Scenarios have to be plausible, but reality is under no such constraints

Following up on my comments on William Gibson‘s discuss of his science fiction where I wrote that “Scenarios have to be plausible, but reality is under no such constraints”

Futurist, scenario planner, and co-founder of WorldChanging, Jamais Cascio writes on his weblog Open the Future about Living in a Scenario:

There’s something of a rule-of-thumb among professional futurey-types: scenario elements that sound plausible are almost certainly wrong, while scenario elements that sound utterly implausible are very likely on-target.

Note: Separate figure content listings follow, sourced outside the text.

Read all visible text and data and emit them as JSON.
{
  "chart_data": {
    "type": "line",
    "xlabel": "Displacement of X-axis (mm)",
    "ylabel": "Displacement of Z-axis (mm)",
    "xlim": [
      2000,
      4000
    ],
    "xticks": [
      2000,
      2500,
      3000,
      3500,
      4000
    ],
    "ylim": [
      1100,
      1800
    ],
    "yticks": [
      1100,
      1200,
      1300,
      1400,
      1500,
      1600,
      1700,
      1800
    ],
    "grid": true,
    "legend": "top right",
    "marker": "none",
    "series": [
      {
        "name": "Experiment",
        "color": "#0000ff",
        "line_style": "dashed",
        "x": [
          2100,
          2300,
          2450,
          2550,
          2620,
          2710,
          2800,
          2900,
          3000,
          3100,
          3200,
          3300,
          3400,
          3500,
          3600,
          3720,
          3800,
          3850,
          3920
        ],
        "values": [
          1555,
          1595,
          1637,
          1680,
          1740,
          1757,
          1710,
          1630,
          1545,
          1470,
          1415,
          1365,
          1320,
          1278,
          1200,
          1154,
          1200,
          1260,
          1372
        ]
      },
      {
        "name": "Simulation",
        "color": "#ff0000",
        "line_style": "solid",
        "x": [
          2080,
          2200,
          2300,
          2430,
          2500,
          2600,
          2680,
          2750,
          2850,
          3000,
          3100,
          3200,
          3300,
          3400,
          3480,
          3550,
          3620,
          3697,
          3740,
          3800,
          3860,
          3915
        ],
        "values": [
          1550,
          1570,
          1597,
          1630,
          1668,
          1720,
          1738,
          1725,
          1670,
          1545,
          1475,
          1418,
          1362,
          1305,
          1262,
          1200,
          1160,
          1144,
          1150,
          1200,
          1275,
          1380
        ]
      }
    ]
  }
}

That’s generally true, although it applies more to the disruptive aspects of a scenario than to the everyday aspects. (That said, a scenario that said “most people in the West continue to live quiet lives, using their barely-sufficient income to pay for disposable commodity goods and overly-processed food,” while both plausible and very likely on-target for the next decade or three, is more depressing than illuminating.) Good scenario disruption points should be things that, in the here-and-now, would make you say “oh, crap” if you heard them in the news.

Oh, crap.

Nanotechnology researchers in Mexico, France, Spain, and Chile have been targeted by a terror group calling itself “Individuals Tending Towards Savagery,” and claiming to be inspired by the Unabomber.

Unabomber-copycat terror cell hits nanotech researchers in the developing world and Europe — I’m not sure anything could sound more like a headline from a scenario exercise.